Bridge of Sighs
another form of money. When people went to the A&P out by the highway, they had to
spend
thirty minutes, whereas they could
save
twenty-five of them by darting into our little store. They wouldn’t do it if Ikey’s was a lot more expensive, so the trick was to convince them that the time they were saving more than made up for the marginally higher prices. Part of the brain, she admitted, would know this wasn’t true, but this wasn’t the part that counted. Also, it was imperative to remember that all items sold at our store were not equal. People would mostly go to Ikey’s for things they’d run out of—milk, bread, toilet paper—and so these had to be priced within a few pennies of what the supermarket charged, even if that meant we didn’t make any money on them. What we’d mark up were the things they
didn’t
need and wouldn’t make a special trip for, things they’d buy on impulse since, what the hell, they were already there. The entire store, she maintained, should be arranged so that whatever people needed most was located in the rear and they’d have to pass everything they didn’t need both going in and coming out. The most overpriced items—candy, batteries—should be placed as near the register as possible.

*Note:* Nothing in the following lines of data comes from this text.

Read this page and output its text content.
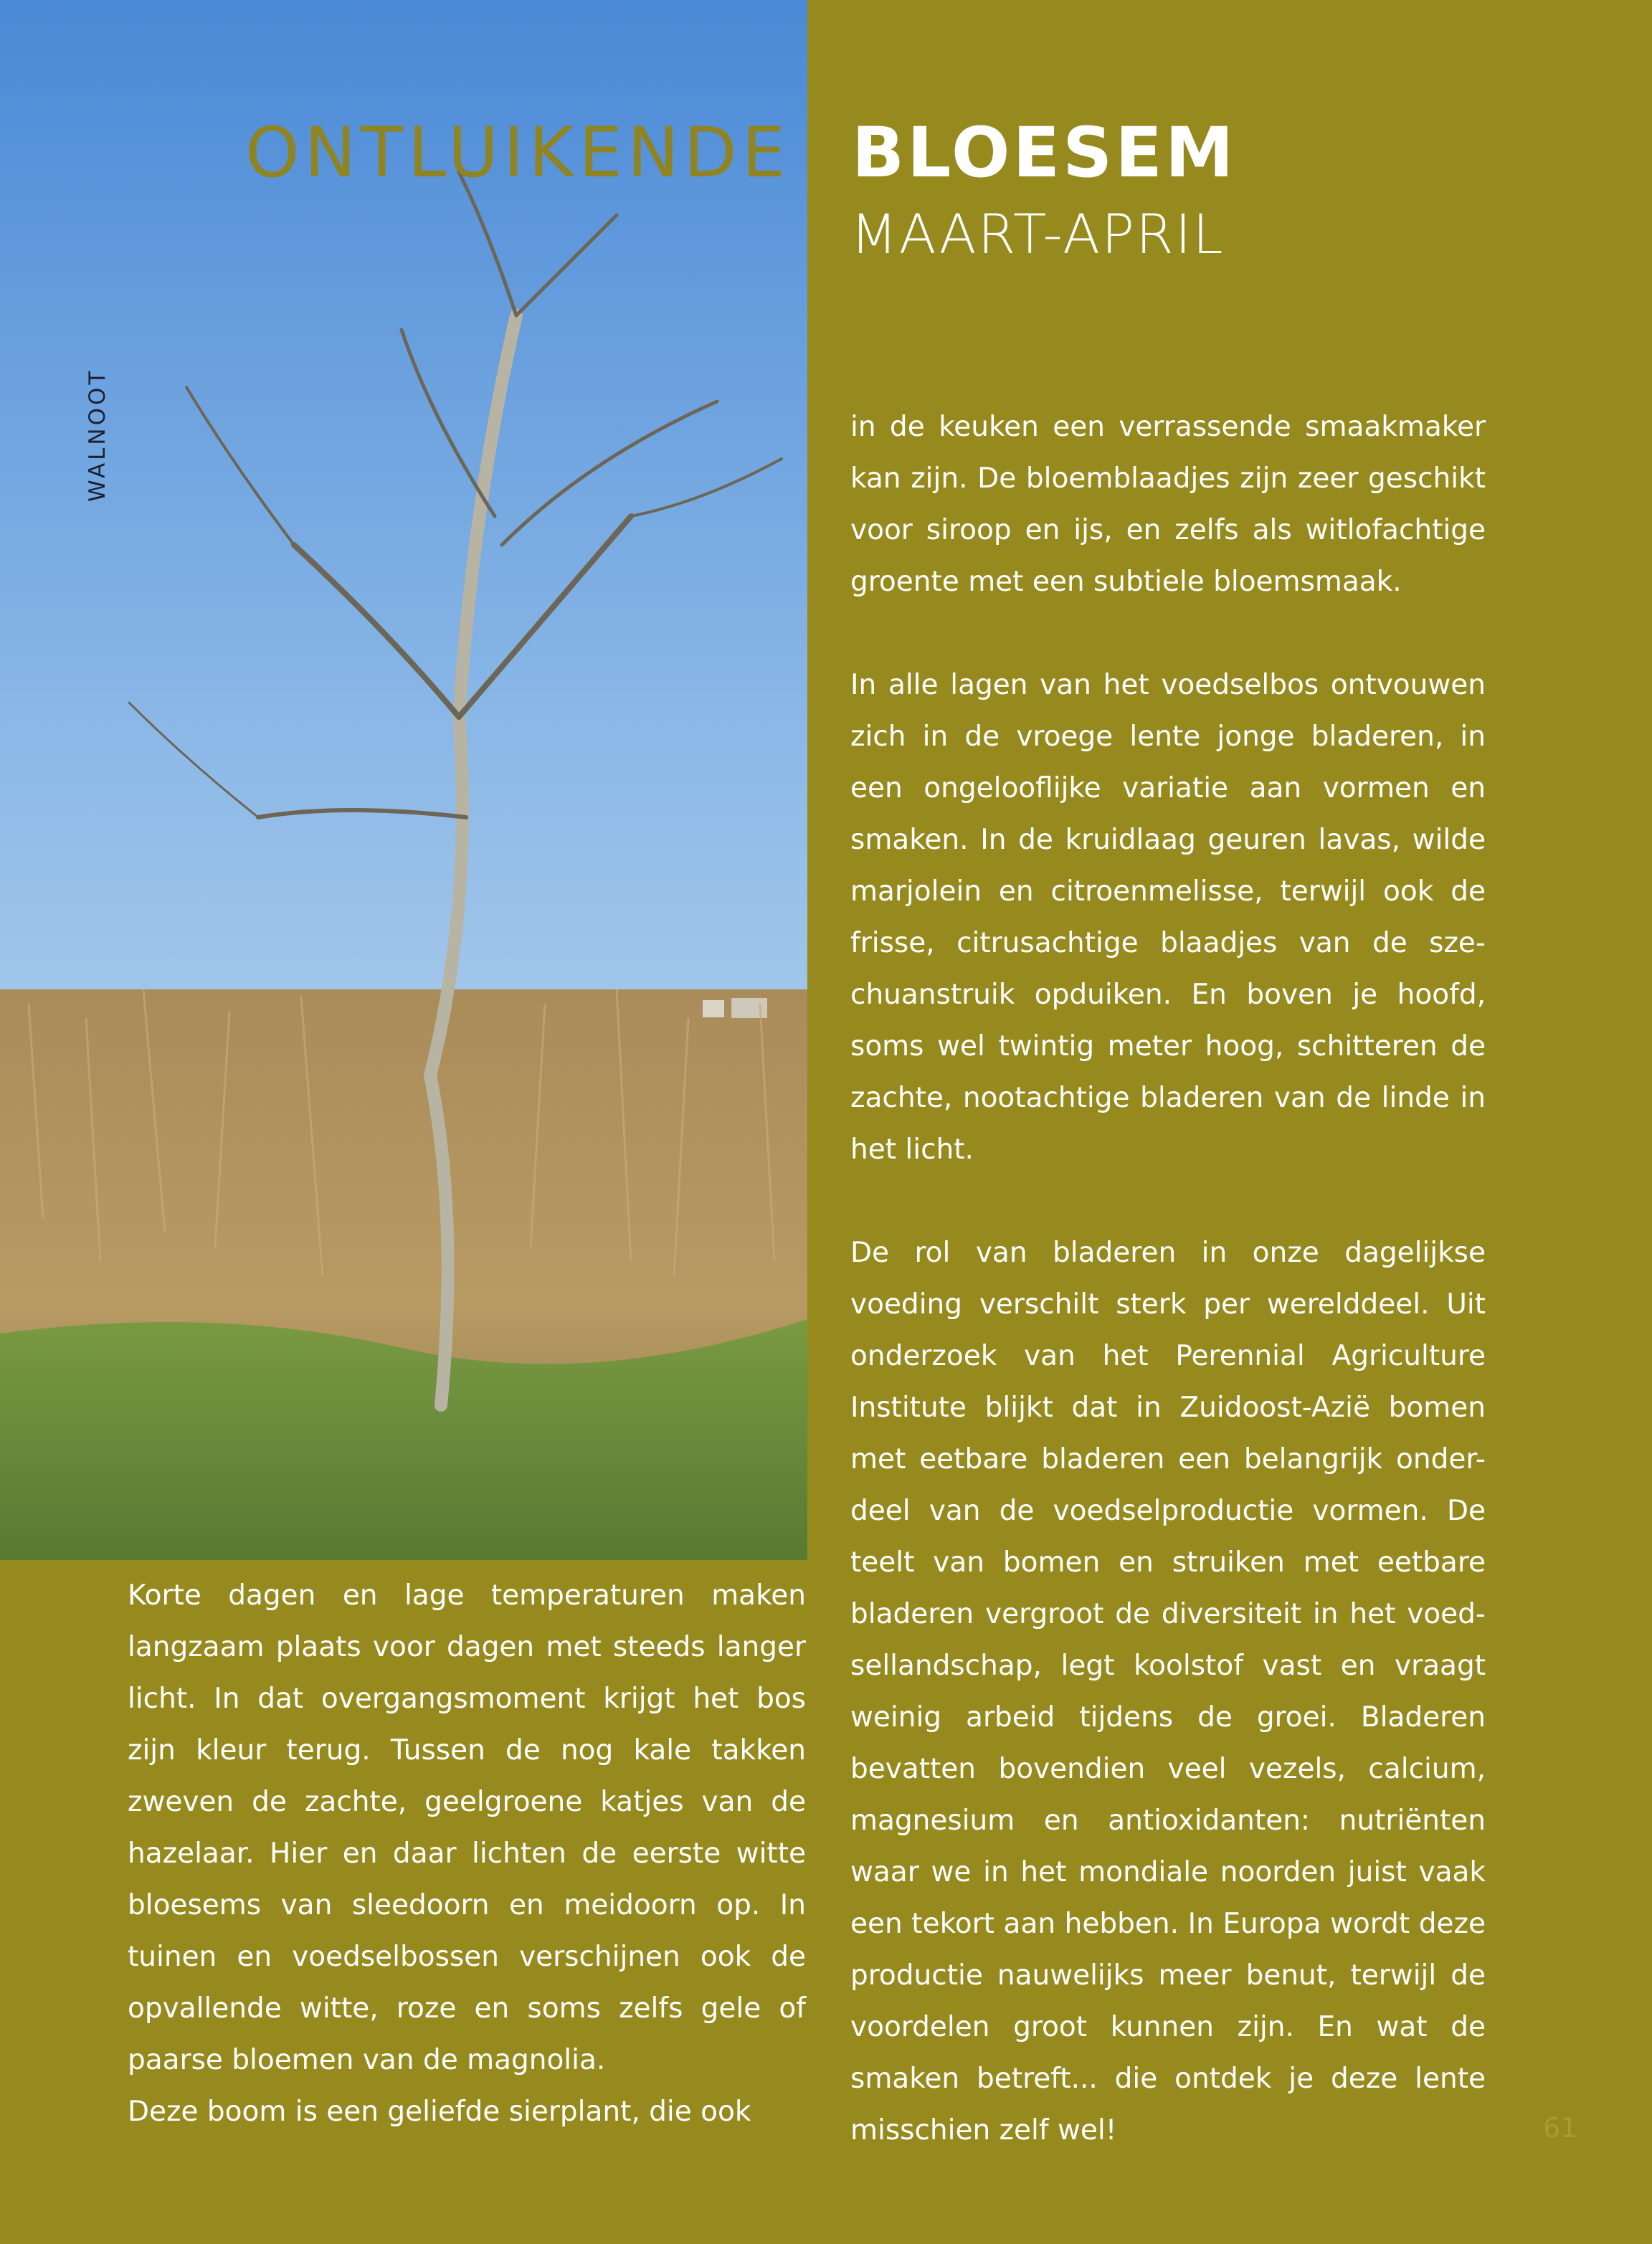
WALNOOT
ONTLUIKENDE BLOESEM
MAART-APRIL

in de keuken een verrassende smaakmaker kan zijn. De bloemblaadjes zijn zeer geschikt voor siroop en ijs, en zelfs als witlofachtige groente met een subtiele bloemsmaak.

In alle lagen van het voedselbos ontvouwen zich in de vroege lente jonge bladeren, in een ongelooflijke variatie aan vormen en smaken. In de kruidlaag geuren lavas, wilde marjolein en citroenmelisse, terwijl ook de frisse, citrusachtige blaadjes van de sze-chuanstruik opduiken. En boven je hoofd, soms wel twintig meter hoog, schitteren de zachte, nootachtige bladeren van de linde in het licht.

De rol van bladeren in onze dagelijkse voeding verschilt sterk per werelddeel. Uit onderzoek van het Perennial Agriculture Institute blijkt dat in Zuidoost-Azië bomen met eetbare bladeren een belangrijk onder-deel van de voedselproductie vormen. De teelt van bomen en struiken met eetbare bladeren vergroot de diversiteit in het voed-sellandschap, legt koolstof vast en vraagt weinig arbeid tijdens de groei. Bladeren bevatten bovendien veel vezels, calcium, magnesium en antioxidanten: nutriënten waar we in het mondiale noorden juist vaak een tekort aan hebben. In Europa wordt deze productie nauwelijks meer benut, terwijl de voordelen groot kunnen zijn. En wat de smaken betreft... die ontdek je deze lente misschien zelf wel!

Korte dagen en lage temperaturen maken langzaam plaats voor dagen met steeds langer licht. In dat overgangsmoment krijgt het bos zijn kleur terug. Tussen de nog kale takken zweven de zachte, geelgroene katjes van de hazelaar. Hier en daar lichten de eerste witte bloesems van sleedoorn en meidoorn op. In tuinen en voedselbossen verschijnen ook de opvallende witte, roze en soms zelfs gele of paarse bloemen van de magnolia.

Deze boom is een geliefde sierplant, die ook	61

It was also important to remember, she continued, that men and women were different. Women had money to spend but little time to waste spending it. No woman would want to enter Ikey Lubin’s if she had to run a gantlet of indolent old farts lounging around the cash register swapping lies. She looked meaningfully at my father when she said this, knowing how much he liked having the Elite Coffee Club fellows in his store, even though they never spent any money to speak of. He felt they lent the place an air of commerce. If my mother hadn’t suggested it now, it would never have occurred to him that they might actually be preventing commerce. “The Coffee Club don’t hurt nobody,” he said, defending their communal character. “If a woman came in, they wouldn’t say nothing.”
“I know that, Lou,” my mother said. “They’d just stop telling their off-color jokes and stand there looking gutshot and wait for her to leave so they could start talking again.” Which
was
pretty much what happened on those rare occasions a woman stopped at Ikey’s.

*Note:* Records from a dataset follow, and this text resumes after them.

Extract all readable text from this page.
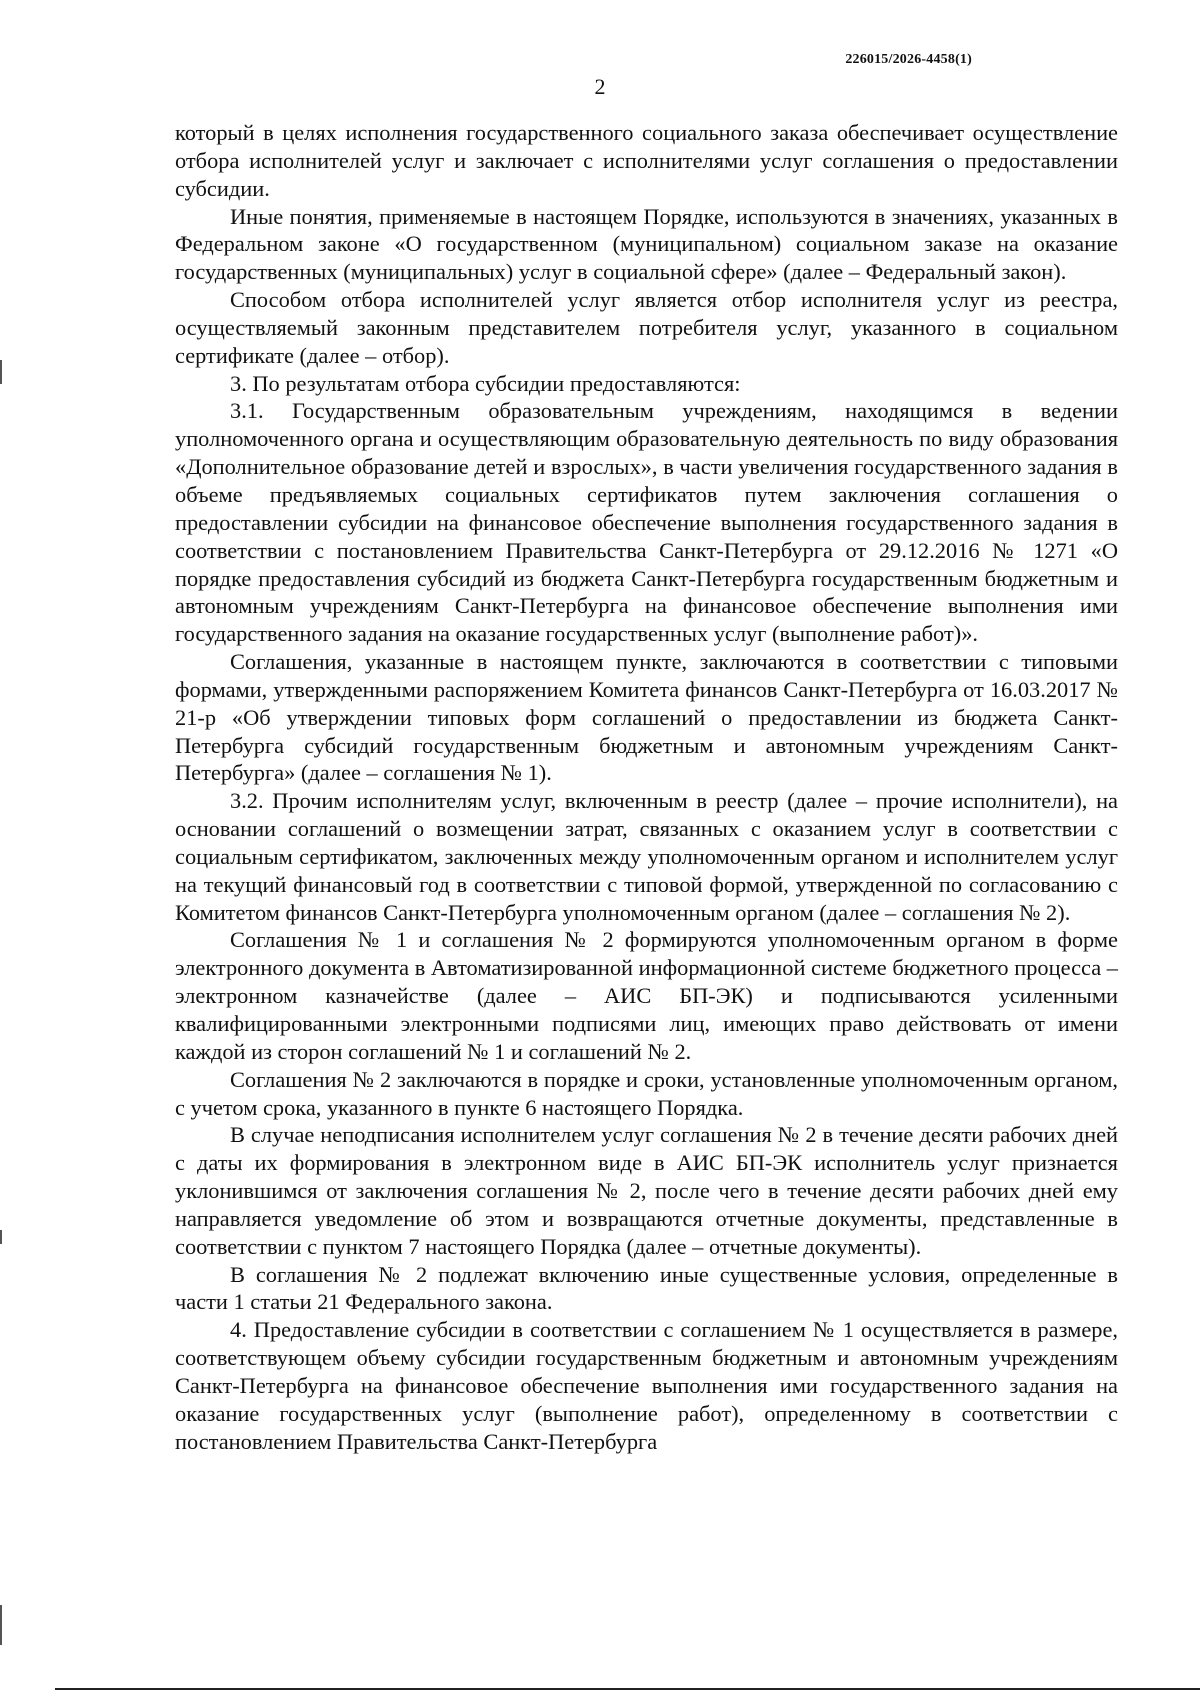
226015/2026-4458(1)
2

который в целях исполнения государственного социального заказа обеспечивает осуществление отбора исполнителей услуг и заключает с исполнителями услуг соглашения о предоставлении субсидии.

Иные понятия, применяемые в настоящем Порядке, используются в значениях, указанных в Федеральном законе «О государственном (муниципальном) социальном заказе на оказание государственных (муниципальных) услуг в социальной сфере» (далее – Федеральный закон).

Способом отбора исполнителей услуг является отбор исполнителя услуг из реестра, осуществляемый законным представителем потребителя услуг, указанного в социальном сертификате (далее – отбор).

3. По результатам отбора субсидии предоставляются:

3.1. Государственным образовательным учреждениям, находящимся в ведении уполномоченного органа и осуществляющим образовательную деятельность по виду образования «Дополнительное образование детей и взрослых», в части увеличения государственного задания в объеме предъявляемых социальных сертификатов путем заключения соглашения о предоставлении субсидии на финансовое обеспечение выполнения государственного задания в соответствии с постановлением Правительства Санкт-Петербурга от 29.12.2016 № 1271 «О порядке предоставления субсидий из бюджета Санкт-Петербурга государственным бюджетным и автономным учреждениям Санкт-Петербурга на финансовое обеспечение выполнения ими государственного задания на оказание государственных услуг (выполнение работ)».

Соглашения, указанные в настоящем пункте, заключаются в соответствии с типовыми формами, утвержденными распоряжением Комитета финансов Санкт-Петербурга от 16.03.2017 № 21-р «Об утверждении типовых форм соглашений о предоставлении из бюджета Санкт-Петербурга субсидий государственным бюджетным и автономным учреждениям Санкт-Петербурга» (далее – соглашения № 1).

3.2. Прочим исполнителям услуг, включенным в реестр (далее – прочие исполнители), на основании соглашений о возмещении затрат, связанных с оказанием услуг в соответствии с социальным сертификатом, заключенных между уполномоченным органом и исполнителем услуг на текущий финансовый год в соответствии с типовой формой, утвержденной по согласованию с Комитетом финансов Санкт-Петербурга уполномоченным органом (далее – соглашения № 2).

Соглашения № 1 и соглашения № 2 формируются уполномоченным органом в форме электронного документа в Автоматизированной информационной системе бюджетного процесса – электронном казначействе (далее – АИС БП-ЭК) и подписываются усиленными квалифицированными электронными подписями лиц, имеющих право действовать от имени каждой из сторон соглашений № 1 и соглашений № 2.

Соглашения № 2 заключаются в порядке и сроки, установленные уполномоченным органом, с учетом срока, указанного в пункте 6 настоящего Порядка.

В случае неподписания исполнителем услуг соглашения № 2 в течение десяти рабочих дней с даты их формирования в электронном виде в АИС БП-ЭК исполнитель услуг признается уклонившимся от заключения соглашения № 2, после чего в течение десяти рабочих дней ему направляется уведомление об этом и возвращаются отчетные документы, представленные в соответствии с пунктом 7 настоящего Порядка (далее – отчетные документы).

В соглашения № 2 подлежат включению иные существенные условия, определенные в части 1 статьи 21 Федерального закона.

4. Предоставление субсидии в соответствии с соглашением № 1 осуществляется в размере, соответствующем объему субсидии государственным бюджетным и автономным учреждениям Санкт-Петербурга на финансовое обеспечение выполнения ими государственного задания на оказание государственных услуг (выполнение работ), определенному в соответствии с постановлением Правительства Санкт-Петербурга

“What do I do? Tell ’em they can’t come in no more?”
My mother looked like she considered this an elegant solution, but instead she said, “Move them around to the other side of the center island. Put a coffeepot over there on the counter and make them buy
that,
at least.”
“Charge them for coffee?”
“Don’t put it that way. Say the first refill’s free. The main thing is to keep them away from the door.”
Across the street a mangy dog trotted by the market, stopping to lift a leg and pee into the produce bin where the cantaloupes would’ve been if the market were open. When he finished, the mutt glanced over at us with what, if I hadn’t known better, I’d have sworn was a grin before trotting off up the hill. I watched him go while my mother explained the rest of it—how we were going to have to stay open later, maybe until ten or eleven at night, and after church on Sundays.

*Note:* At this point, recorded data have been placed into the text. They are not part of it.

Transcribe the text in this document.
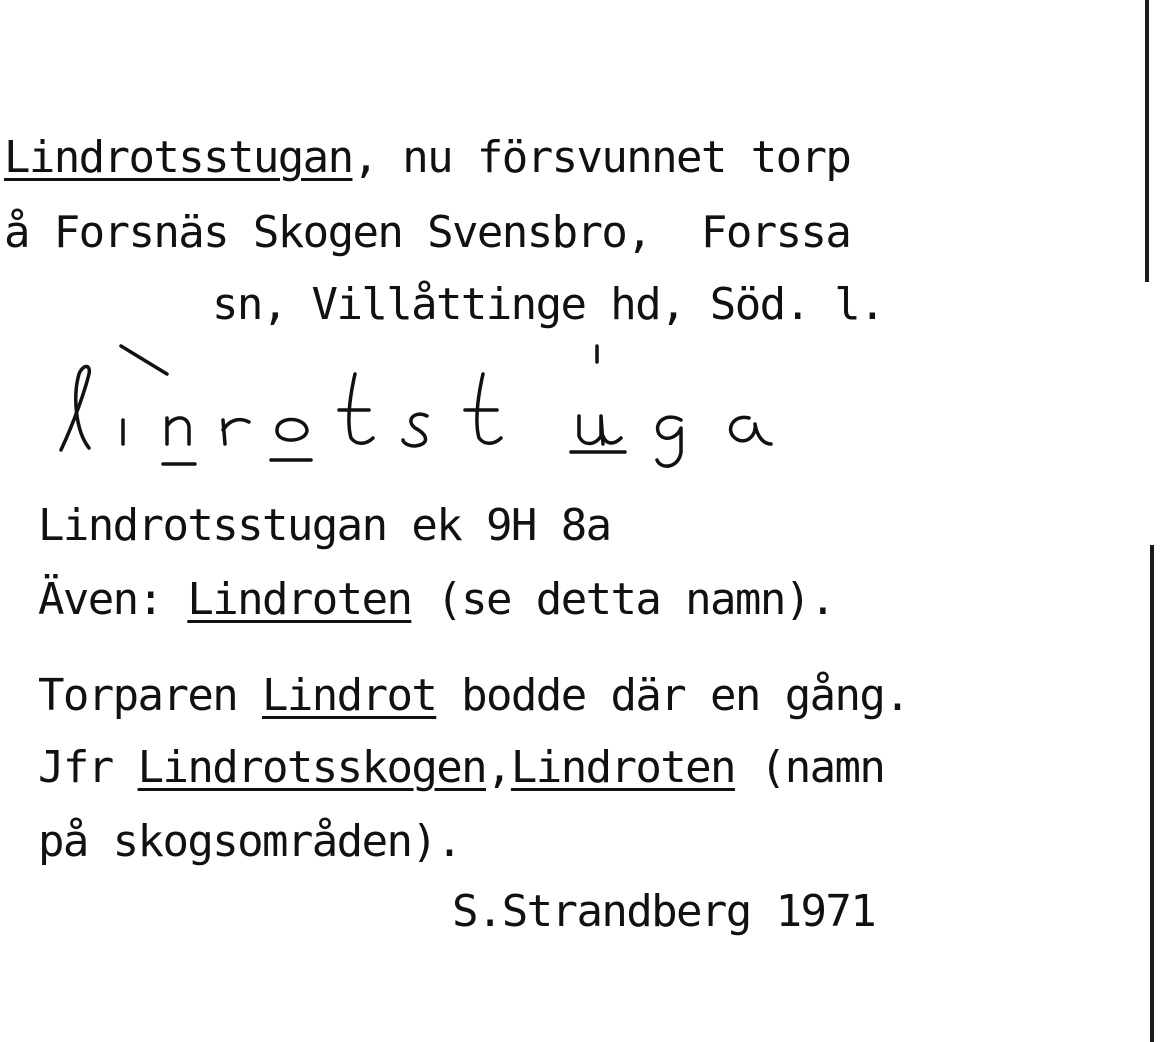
Lindrotsstugan, nu försvunnet torp
å Forsnäs Skogen Svensbro,  Forssa
sn, Villåttinge hd, Söd. l.
Lindrotsstugan ek 9H 8a
Även: Lindroten (se detta namn).
Torparen Lindrot bodde där en gång.
Jfr Lindrotsskogen,Lindroten (namn
på skogsområden).
S.Strandberg 1971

“I ain’t afraid of hard work, Tessa,” he said. “You know that. And Louie here’s a darn good worker, too.”
“After school only,” my mother reiterated, before I could volunteer for greater servitude. “He’s got his homework after supper. And only Saturday or Sunday, not both. This child needs to have a childhood.”
“I’m not a child,” I said.
“Says who?” she asked, smiling at me for the first time in forever. Telling us how everything had to be from now on out seemed to have cheered her up a little.
“Says me,” I told her, smiling too, glad we were a family again and that I didn’t have to be mad at her anymore.
“I almost forgot,” she said, turning back to my father. “I bought you a present.” She got up and went inside, returning a moment later with a black handgun, the long barrel of which she pointed at my father, who went pale. “I
should
shoot you for buying that store,” she said, suddenly serious again. “You know that, don’t you?” Then she flipped the gun in the air, catching it by the barrel and holding it out to my father, who regarded the thing as if it might be rigged to explode if he touched it.
“I don’t think nobody’s gonna rob us, Tessa,” he said weakly.